Приезжая по своим служебным делам в Киев, он никогда не миновал «Лысенковой хаты». Хорошо помню его у нас на Мариинско-Благовещенской улице. Густая грива черных волос, лишь кое-где пересыпанная сединой, длинная, пышная, «под Короленко», борода и умные, удивительно добрые, очень живые глаза за стеклышками золотого пенсне. Таким запомнился мне автор любимой песни Ильича. Покончив со своими литературными и служебными делами, он обычно вечерами заходил к нам «на огонек». Григорий Александрович объехал чуть не полсвета. Моложе отца лет на десять, он родился в Луцке, учился в Немирове. Исключенный из гимназии за революционные взгляды и открытую симпатию к «государственному преступнику» Чернышевскому, учительствовал в Могилеве-Подольском, там познакомился с Михаилом Старицким. Активный деятель Киевского социалистического кружка, он уехал в Америку, увлеченный идеей создания свободного общества-коммуны по образцу коммуны-мастерской Веры Павловны, героини «Что делать?». Утопические мечты разбились о суровую американскую действительность, и, года два проработав батраком в прериях Канзаса, овладев полностью английским языком, молодой революционер возвратился на родину, увозя из Америки ненависть к белым плантаторам и черному рабству Юга да ряд чрезвычайно интересных для писателя наблюдений.
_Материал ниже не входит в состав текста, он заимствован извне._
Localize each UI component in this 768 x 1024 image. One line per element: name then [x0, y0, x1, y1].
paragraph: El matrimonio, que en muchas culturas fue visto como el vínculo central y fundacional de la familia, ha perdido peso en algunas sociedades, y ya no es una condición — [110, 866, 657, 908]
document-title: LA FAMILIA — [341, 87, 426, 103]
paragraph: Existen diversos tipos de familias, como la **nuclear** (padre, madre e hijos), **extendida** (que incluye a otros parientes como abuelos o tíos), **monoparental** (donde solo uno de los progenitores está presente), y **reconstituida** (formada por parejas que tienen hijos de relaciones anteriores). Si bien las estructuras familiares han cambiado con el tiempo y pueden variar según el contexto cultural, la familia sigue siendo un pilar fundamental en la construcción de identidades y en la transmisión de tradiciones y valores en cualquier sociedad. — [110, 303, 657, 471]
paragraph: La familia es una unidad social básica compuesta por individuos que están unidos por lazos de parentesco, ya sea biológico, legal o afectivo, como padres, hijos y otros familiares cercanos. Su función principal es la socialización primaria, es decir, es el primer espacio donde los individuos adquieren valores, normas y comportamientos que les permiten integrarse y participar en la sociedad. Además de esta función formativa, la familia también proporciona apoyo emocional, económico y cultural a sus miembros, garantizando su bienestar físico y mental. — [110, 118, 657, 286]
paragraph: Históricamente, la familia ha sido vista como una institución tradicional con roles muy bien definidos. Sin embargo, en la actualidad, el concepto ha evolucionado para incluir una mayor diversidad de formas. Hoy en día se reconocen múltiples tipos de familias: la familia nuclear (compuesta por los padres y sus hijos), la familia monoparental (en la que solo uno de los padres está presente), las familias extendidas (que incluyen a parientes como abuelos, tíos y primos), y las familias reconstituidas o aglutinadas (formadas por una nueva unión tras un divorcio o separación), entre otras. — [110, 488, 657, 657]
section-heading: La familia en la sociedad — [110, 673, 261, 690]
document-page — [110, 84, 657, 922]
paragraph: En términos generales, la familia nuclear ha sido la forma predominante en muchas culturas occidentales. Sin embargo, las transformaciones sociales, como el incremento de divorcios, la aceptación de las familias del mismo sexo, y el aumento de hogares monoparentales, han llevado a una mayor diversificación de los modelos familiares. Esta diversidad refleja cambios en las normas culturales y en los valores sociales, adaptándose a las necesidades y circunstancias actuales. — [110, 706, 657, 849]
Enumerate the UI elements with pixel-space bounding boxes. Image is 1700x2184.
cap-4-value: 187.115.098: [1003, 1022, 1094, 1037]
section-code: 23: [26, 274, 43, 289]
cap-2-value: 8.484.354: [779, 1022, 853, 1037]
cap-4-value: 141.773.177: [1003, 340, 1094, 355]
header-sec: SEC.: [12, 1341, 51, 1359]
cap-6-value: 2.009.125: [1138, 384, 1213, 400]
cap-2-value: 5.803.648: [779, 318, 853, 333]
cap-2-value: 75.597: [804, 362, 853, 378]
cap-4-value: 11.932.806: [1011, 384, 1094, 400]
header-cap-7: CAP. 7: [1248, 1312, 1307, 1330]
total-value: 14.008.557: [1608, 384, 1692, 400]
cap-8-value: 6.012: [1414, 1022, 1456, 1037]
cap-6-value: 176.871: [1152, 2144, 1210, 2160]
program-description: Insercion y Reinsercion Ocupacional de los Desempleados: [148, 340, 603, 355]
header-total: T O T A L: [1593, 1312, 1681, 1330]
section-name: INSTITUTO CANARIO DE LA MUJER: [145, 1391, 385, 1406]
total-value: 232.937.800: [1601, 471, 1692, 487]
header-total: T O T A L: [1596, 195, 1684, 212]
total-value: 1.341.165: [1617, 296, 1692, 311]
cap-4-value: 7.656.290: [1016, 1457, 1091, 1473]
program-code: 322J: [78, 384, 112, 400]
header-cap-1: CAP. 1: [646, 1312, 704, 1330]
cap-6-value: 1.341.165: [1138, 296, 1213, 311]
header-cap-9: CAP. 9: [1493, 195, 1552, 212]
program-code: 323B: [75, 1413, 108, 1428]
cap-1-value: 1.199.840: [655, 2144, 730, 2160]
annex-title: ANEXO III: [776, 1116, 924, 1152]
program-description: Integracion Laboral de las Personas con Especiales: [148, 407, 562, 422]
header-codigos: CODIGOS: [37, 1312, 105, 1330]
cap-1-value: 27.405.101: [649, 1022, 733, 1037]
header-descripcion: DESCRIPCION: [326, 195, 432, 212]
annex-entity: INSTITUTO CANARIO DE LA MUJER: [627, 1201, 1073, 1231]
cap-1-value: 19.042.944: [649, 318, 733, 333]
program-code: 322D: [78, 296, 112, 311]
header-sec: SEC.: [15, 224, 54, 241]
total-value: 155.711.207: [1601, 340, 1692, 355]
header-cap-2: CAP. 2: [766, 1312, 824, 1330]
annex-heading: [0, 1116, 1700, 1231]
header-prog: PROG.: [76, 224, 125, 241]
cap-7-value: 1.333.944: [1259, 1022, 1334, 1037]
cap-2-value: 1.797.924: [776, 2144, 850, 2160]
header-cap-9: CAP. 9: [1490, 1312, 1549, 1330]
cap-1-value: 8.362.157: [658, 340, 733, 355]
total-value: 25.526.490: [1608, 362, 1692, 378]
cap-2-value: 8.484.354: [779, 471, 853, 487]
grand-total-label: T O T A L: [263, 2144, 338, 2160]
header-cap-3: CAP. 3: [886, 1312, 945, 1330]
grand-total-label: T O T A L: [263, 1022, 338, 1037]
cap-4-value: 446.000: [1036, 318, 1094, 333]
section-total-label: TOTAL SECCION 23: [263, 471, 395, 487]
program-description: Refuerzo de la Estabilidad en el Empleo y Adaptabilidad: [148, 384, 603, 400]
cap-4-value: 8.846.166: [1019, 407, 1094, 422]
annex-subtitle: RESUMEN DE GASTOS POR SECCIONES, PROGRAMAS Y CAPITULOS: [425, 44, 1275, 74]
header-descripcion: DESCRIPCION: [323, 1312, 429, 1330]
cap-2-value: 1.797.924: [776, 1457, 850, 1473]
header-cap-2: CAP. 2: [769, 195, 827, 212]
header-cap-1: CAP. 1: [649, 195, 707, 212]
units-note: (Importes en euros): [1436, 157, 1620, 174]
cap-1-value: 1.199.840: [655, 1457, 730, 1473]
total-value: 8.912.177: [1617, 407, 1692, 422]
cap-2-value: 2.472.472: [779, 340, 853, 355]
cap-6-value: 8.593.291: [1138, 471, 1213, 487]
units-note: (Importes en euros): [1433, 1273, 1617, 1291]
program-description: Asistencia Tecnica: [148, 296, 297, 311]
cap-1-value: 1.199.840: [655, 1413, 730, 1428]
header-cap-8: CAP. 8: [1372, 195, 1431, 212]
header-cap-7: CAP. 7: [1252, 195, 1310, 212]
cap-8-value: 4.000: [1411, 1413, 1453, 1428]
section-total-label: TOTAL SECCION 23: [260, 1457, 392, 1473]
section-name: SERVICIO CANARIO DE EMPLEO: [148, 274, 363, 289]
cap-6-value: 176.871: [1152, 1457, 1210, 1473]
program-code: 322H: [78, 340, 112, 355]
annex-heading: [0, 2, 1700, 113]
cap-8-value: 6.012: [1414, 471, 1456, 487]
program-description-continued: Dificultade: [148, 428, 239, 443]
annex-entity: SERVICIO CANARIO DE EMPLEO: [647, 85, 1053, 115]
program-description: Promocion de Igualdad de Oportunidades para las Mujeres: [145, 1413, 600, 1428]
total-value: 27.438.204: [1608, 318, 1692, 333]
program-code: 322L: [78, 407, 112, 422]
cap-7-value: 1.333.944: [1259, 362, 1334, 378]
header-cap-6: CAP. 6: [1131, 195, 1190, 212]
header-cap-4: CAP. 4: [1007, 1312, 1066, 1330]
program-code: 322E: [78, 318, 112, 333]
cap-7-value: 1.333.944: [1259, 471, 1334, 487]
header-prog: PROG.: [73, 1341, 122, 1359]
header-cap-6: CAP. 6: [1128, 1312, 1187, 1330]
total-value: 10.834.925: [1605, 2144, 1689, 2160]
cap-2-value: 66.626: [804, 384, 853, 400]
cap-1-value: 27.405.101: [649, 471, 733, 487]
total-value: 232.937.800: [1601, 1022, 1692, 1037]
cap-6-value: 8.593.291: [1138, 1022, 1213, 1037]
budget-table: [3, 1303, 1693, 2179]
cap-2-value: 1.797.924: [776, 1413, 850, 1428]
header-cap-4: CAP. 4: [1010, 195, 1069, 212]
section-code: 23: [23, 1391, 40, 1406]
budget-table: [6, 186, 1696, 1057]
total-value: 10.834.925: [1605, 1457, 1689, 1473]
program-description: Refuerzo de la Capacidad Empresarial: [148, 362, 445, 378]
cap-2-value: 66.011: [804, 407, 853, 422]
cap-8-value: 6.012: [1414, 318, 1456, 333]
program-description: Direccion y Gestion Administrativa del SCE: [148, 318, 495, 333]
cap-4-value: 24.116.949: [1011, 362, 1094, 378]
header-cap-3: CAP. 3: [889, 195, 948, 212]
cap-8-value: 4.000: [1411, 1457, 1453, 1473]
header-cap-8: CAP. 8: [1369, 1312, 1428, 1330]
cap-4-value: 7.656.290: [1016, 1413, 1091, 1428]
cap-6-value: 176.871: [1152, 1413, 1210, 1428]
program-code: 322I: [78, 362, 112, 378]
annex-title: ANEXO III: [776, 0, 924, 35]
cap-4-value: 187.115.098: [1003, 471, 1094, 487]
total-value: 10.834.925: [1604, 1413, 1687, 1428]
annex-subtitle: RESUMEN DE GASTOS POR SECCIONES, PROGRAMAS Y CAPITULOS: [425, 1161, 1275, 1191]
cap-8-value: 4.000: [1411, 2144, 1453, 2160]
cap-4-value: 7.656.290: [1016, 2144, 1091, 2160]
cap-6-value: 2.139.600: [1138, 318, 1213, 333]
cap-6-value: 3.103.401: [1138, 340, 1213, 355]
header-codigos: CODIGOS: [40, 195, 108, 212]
Человек действия, народник-пропагандист, Мачтет за попытку освободить двух товарищей из тюрьмы сам попадает в казематы Петропавловки. Двадцать месяцев одиночной камеры, долгие годы ссылки за Полярным кругом в Холмогорах, потом в Тобольской губернии, где создавалось лучшее его произведение — роман «И один в поле воин», не сломили его, не изменили его взглядов. Больное сердце Григория Мачтета до конца билось в такт, в унисон с сердцем народа, до последнего вздоха остался он верным своим юношеским идеалам.
Рассказчик Григорий Александрович был редкостный.
В изустных повествованиях он оставался таким же, как и в своих произведениях: поборником свободы и правды, другом всех угнетенных, гнанных и бедных, будь то подольский хлебороб, обездоленный индеец из прерий, негр или силезский ткач.
Как он говорил! Все замолкало за столом, когда, поблескивая стеклышками пенсне, он начинал одну из своих историй о пережитом в воинствующей Пруссии, в Америке или далекой Сибири.
Однажды, помню, он появился у нас со сборником своих очерков и рассказов, вышедших только что из печати. По просьбе отца стал нам читать очерк о Германии, кажется под таким же названием — «Германия». Не знаю, может, потому, что читал сам автор, но в своей жизни мне не пришлось слышать более острого, язвительного памфлета против прусского милитаризма.
Мачтет побывал в Германии по дороге в Америку за год или два после разгрома Франции под Седаном. Он грезил Германией Шиллера и Гейне, Гегеля и Гёте, а увидел сытое, самодовольное лицо Германии-убийцы, Германии-грабительницы. В вагонах высокомерные бюргеры в мундирах фельдфебелей пьяно хвастались своими подвигами в «аморальной» Франции, своими «победами» над женщинами и детьми, зверскими убийствами. В песнях («Deutschland "uber alles»), в самой атмосфере бюргерской, бисмарковской Германии было что-то удушливое, угрожающее всему миру. В Гейдельберге, в этом былом светоче знаний, пьянство и дуэли стали содержанием студенческой жизни, а девизом их: курить, пить и молчать, не думать ни о чем (за всех думает бог и «железный канцлер»). Сентиментальные песенки студентов все чаще заглушались армейскими маршами.
Такой увидел Германию русский революционер в 70-х годах. Немало ядовитых зерен было тогда рассеяно по немецкой земле, гитлеровским чертополохом взошли те зерна спустя полвека.